A bus has to visit three cities, each of them four times. The number of ways it call be done if bus is not allowed to start. and end in the same city is?
(A) 1260 (B) 1120 (C) 980 (D) None of the above.
My approach
Suppose we name the cities as A,B and C.
Then the problem is to find the number of arrangements such that no two same letters occur together. But I can't find that too.
Thus we have ABCABCABCABC is one way. But AAAABBBBCCCC is not a proper one.
But I can't find the number of such permutations where no same letter occur together.
Please help or give a different hint to tackle the problem.
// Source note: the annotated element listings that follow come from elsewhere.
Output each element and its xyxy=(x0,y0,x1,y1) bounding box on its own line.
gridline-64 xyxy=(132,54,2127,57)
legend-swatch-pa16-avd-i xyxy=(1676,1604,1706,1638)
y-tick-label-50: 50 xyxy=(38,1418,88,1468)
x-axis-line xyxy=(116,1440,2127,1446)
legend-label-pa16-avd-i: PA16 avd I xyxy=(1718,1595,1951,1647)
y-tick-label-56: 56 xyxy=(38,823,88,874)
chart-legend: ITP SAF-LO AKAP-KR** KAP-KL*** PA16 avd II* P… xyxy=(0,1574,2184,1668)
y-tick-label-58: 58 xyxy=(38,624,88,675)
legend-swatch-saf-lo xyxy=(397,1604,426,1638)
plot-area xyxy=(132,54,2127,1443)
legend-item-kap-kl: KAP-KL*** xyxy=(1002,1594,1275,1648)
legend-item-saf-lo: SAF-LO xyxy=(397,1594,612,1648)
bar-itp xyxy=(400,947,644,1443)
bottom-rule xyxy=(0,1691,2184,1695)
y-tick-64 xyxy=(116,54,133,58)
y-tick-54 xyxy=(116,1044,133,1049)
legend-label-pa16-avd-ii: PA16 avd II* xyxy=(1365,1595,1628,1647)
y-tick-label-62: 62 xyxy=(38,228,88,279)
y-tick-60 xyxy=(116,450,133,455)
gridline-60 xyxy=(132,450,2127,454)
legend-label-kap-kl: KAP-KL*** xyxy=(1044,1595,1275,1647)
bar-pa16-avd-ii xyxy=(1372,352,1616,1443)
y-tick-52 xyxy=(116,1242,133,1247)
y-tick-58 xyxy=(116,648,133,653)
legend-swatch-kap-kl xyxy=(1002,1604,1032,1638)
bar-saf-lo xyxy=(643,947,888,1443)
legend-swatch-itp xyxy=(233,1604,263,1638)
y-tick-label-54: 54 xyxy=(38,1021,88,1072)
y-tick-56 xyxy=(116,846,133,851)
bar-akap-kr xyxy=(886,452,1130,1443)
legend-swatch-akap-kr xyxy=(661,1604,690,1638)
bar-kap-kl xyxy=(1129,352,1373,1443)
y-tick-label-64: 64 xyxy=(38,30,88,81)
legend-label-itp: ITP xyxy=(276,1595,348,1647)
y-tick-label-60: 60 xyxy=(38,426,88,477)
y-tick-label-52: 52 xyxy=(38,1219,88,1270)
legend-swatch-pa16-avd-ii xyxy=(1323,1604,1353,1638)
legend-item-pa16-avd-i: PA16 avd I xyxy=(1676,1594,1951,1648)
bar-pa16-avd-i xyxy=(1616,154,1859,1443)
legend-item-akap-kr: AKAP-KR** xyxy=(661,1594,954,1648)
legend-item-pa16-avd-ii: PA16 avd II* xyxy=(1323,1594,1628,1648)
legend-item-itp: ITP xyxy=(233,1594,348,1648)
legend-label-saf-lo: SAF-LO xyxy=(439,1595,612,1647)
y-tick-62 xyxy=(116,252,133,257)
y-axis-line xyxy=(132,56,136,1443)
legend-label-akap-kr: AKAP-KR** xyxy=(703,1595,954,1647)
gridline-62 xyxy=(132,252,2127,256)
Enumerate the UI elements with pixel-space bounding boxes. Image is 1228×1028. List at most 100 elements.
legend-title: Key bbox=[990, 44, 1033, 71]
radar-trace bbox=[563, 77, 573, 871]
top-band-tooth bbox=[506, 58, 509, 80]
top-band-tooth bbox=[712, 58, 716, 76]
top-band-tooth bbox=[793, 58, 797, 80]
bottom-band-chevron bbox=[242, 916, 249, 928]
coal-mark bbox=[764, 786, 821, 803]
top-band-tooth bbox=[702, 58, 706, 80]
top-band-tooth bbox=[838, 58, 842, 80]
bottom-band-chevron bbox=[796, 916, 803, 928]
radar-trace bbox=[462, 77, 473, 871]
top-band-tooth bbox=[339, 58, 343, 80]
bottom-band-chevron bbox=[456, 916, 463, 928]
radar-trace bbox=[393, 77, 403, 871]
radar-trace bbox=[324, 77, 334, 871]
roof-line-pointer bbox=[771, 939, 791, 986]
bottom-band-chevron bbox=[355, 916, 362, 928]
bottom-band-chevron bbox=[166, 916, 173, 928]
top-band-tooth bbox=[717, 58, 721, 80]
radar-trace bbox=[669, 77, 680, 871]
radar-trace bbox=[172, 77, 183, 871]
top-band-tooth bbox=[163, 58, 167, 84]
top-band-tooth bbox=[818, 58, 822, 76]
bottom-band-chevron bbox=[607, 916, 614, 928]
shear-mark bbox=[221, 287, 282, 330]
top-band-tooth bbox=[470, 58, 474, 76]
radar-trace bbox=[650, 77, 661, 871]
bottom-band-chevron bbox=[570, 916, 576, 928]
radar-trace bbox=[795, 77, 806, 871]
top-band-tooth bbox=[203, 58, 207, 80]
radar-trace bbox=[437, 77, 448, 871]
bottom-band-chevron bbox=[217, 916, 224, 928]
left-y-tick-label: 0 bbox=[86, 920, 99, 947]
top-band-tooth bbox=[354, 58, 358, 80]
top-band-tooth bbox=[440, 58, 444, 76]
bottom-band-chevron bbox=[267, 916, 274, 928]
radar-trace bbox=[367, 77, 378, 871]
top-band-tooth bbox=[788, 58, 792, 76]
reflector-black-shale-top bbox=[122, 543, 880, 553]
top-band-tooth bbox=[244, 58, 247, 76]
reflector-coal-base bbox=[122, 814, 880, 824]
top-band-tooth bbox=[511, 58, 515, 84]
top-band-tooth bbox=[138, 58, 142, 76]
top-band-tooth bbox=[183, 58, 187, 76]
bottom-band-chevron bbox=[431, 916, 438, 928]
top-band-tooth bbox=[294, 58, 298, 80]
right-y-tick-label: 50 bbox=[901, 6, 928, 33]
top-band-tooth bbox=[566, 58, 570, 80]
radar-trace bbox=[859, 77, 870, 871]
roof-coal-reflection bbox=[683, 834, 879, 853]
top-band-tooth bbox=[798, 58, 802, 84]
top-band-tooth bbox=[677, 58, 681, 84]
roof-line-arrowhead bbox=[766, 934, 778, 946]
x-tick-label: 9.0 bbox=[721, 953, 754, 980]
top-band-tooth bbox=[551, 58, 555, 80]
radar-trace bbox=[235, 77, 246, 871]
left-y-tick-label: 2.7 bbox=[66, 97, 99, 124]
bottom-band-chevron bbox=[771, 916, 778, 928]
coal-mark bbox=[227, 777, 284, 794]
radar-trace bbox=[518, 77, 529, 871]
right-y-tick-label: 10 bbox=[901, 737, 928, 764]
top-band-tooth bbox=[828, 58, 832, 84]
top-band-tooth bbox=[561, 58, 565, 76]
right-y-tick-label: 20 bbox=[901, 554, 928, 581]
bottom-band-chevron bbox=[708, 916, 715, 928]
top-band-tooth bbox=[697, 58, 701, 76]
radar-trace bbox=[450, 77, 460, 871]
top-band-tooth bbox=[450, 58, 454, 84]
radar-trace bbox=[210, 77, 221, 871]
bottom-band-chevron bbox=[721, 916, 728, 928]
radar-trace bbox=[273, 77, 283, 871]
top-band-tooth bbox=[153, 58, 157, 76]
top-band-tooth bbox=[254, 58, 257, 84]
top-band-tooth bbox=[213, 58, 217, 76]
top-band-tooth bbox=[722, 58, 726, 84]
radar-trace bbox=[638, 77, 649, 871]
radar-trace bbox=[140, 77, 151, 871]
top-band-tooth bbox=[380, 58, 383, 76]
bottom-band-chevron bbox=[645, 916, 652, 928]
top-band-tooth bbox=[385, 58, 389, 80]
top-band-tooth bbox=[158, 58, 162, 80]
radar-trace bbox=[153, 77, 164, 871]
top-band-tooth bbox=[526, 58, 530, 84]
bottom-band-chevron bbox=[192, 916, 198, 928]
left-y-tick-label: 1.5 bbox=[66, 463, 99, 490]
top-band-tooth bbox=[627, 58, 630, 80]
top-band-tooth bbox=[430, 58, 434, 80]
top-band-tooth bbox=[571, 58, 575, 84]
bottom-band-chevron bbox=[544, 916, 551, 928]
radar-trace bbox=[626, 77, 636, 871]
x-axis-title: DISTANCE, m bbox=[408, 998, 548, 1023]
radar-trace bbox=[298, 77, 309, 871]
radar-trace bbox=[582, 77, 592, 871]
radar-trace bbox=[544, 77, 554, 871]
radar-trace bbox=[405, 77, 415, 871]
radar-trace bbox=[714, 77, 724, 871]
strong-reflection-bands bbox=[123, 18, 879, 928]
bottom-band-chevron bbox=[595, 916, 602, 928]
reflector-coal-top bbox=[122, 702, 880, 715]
Let consider the sequences of letters $AAAABBBBCCCC$ which start with $A$. We consider the four blocks $AX$ where $X$ can be either $B$ or $C$. The first block is placed as the first one so we have to arrange three remaining blocks over 7 available positions. There are altogether $\binom 73=35$ ways to do this. We can classify the sequences by the structure of the gaps between the $AX$ blocks as shown in the following table: $$\begin{array}{c|r|c|r} \text{Gap} (1234)& N& NN&N\times NN\\ \hline (4000)&1&2^4&16\\ (2100)&12&2^3&96\\ (1010)&12&2^2\binom21&96\\ (0200)&6&2+2^2&36\\ (0001)&4&2\binom31&24\\ \hline &35&&268 \end{array}$$
The gap structure (first column) is labeled by the number of gaps with sizes $1,2,3,4$. Second column shows the number of sequences with the given gap structure and the third column shows the number of ways to fill the given gaps (together with $X$'s from the blocks).
For example the sequences with two gaps of size 2 can be filled as follows. Consider the blocks $AX$ adjacent to the gaps (from the left). The two corresponding $X$ can be filled either with the same letter or with different ones. In the first case we are left with two identical letters to fill $X$ in the remaining two blocks, so there is no actual choice. In the second case two different letters remain. Hence there are in total $2+2^2=6$ ways to arrange the letters. Similarly one can consider the other 4 cases.
One concludes that the total number of ways to arrange the sequences is $3\times268=804$, and the correct option is $D$.